I shake off the thought. It isn’t worth considering. I came from this planet, that much is clear even in my Amerov records, but it doesn’t mean I would’ve liked it here. All depends on which story is true. Where I would’ve grown up. I’ve already considered I would’ve loved growing up with Zane and Lalia as my brother and sister. I’m never going to mention such a thing to them, but I can admit it to myself. 

It’s been so deathly quiet in here for so long I’m a bit startled when Yvonne says, “It’s lovely here. What do your parents do?”

“There’s a pretty large industry for glass here. The sand over all this planet is perfect for it. Mom actually worked one of the harvesters for a long time and Dad worked in processing and records and such. They have a low schedule now, only part of the year since they’re worked with the company so long.”

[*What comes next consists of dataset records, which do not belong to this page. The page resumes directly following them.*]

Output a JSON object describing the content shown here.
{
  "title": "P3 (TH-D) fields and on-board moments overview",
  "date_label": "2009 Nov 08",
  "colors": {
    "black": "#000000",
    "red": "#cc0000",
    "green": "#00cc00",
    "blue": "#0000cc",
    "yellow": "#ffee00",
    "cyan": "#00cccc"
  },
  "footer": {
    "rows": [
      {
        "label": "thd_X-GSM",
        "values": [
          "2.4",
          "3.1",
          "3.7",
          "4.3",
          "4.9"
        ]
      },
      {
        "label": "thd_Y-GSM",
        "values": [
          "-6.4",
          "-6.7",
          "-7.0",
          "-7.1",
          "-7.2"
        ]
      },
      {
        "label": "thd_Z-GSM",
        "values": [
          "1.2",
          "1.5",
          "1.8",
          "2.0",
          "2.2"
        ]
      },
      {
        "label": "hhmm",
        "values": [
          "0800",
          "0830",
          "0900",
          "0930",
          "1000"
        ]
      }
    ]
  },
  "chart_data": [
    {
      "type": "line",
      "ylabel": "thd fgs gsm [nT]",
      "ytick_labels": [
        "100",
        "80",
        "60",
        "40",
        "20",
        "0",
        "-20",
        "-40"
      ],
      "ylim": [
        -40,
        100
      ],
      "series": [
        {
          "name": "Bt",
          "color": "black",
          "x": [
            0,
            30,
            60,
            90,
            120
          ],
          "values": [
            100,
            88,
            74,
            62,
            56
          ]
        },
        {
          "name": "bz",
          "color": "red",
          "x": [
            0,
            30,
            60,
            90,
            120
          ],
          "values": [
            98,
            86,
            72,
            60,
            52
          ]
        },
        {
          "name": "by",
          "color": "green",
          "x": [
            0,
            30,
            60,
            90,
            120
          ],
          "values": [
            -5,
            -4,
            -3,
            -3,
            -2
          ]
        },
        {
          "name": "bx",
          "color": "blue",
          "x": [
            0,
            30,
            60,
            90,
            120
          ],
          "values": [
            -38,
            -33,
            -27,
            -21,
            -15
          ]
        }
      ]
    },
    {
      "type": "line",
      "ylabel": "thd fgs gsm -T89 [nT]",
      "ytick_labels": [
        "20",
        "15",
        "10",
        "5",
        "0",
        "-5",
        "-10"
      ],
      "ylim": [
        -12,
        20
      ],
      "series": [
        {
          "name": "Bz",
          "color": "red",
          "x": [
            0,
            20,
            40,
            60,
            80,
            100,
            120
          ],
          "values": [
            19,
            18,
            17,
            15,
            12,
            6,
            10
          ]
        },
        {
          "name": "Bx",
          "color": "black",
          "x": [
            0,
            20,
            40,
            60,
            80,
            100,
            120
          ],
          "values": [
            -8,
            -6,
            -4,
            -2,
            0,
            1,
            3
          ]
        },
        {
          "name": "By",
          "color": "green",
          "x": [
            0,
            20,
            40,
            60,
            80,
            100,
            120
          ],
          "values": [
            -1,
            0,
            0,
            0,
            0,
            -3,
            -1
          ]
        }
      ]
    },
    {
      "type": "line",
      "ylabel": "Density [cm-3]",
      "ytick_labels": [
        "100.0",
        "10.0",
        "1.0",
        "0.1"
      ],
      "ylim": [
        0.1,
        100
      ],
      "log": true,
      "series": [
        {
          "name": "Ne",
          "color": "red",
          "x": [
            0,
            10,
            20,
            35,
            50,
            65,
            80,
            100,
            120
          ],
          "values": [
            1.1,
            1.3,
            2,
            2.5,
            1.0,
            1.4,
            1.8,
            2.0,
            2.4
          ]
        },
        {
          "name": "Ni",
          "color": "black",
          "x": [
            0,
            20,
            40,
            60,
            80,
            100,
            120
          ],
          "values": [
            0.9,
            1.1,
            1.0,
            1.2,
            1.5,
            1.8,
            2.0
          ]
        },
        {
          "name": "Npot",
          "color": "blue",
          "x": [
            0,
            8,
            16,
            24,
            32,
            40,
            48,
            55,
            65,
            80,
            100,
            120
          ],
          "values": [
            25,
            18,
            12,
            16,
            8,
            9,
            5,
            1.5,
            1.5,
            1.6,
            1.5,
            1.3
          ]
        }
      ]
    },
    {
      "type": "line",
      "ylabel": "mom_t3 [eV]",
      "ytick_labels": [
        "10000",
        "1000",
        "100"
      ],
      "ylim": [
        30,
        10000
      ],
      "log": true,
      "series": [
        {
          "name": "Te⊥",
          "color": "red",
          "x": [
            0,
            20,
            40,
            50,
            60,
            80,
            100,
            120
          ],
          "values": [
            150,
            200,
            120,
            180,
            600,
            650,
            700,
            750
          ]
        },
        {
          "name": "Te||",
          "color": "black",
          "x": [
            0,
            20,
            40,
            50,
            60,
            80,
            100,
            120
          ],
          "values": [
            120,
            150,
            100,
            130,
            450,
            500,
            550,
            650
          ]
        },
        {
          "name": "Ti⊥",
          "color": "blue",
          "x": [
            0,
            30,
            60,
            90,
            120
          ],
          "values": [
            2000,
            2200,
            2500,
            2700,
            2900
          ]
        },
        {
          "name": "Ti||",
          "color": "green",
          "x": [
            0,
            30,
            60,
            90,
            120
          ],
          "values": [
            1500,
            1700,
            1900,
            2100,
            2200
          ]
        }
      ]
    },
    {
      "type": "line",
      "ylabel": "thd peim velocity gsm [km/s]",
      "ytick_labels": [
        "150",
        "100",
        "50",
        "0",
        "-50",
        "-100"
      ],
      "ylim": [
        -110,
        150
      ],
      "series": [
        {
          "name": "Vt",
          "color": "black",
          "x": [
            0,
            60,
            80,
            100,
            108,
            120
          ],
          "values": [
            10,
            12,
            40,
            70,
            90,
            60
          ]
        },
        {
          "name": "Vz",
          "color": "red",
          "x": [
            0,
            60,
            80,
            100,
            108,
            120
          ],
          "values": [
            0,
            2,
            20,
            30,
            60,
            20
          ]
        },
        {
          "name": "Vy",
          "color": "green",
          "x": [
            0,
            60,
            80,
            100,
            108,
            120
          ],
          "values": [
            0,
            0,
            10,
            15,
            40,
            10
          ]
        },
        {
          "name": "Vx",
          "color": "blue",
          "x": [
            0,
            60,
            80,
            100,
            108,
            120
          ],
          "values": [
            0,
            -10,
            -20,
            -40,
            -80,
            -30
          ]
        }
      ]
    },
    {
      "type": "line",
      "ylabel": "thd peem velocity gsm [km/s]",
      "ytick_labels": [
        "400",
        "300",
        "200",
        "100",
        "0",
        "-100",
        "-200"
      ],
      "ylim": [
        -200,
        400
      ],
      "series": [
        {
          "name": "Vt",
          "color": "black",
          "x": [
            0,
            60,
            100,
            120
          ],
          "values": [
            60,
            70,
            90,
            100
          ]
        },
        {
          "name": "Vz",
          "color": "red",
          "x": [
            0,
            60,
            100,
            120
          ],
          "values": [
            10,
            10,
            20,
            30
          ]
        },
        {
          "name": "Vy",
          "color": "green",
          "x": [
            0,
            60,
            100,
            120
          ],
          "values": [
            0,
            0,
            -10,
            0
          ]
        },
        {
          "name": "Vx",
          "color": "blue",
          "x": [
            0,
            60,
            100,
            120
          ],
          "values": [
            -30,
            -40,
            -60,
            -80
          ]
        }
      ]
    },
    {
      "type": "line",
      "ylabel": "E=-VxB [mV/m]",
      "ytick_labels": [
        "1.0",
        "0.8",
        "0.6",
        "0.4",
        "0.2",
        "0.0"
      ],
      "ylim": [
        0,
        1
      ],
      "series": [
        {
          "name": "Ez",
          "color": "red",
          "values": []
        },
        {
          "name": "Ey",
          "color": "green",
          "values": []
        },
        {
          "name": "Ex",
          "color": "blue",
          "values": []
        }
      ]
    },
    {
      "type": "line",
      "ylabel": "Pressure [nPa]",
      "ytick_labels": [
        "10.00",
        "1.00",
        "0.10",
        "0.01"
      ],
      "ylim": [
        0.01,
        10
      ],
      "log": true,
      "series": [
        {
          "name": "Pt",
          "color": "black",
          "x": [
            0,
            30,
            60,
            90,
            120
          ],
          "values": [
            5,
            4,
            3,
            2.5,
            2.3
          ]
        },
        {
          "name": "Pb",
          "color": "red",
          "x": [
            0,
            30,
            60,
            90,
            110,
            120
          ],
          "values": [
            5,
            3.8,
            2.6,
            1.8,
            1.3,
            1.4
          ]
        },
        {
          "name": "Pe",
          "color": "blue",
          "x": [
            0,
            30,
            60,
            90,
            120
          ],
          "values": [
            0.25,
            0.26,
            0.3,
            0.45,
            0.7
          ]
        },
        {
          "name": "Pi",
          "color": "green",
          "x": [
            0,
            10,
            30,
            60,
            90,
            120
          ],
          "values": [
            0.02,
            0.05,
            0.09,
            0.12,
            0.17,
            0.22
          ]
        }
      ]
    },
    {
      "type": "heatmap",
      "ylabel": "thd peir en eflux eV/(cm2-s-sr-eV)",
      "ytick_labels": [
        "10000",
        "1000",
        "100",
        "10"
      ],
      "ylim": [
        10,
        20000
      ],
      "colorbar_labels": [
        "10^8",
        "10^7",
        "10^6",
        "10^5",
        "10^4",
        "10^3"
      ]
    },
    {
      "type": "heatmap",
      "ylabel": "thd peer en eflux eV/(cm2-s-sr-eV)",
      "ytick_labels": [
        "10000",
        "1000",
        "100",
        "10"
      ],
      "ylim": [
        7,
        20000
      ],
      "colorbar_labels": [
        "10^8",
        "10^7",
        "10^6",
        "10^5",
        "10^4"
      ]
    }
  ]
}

Wholesome. A nice, normal family. Some oddball kids, sure. But it’s strange how all this could happen to some people who would otherwise never be likely to draw the attention of anyone, let alone Amerov. Let alone Captain. 

We’re pretty far out in the middle of nowhere when Lalia finally slows the ship into a descent. Small communities are sprinkled about, so they have some neighbors out here, but not many, and not very close. It’s a relief. We all have bounties, likely including my ship tough I couldn’t find it on the listing. The less a chance someone comes over and gets nosey, the better. 

Lalia brings us down in a section of clearing between the trees. Before we landed, I got a glimpse of a small canyon within walking distance, not nearly close enough to here to warrant nervousness about parking the ship, but I make a mental note to walk around and check it out. A good excuse to get away from everyone.

“Here we are,” Lalia says, and I can feel her eyes on me. “Home sweet home.”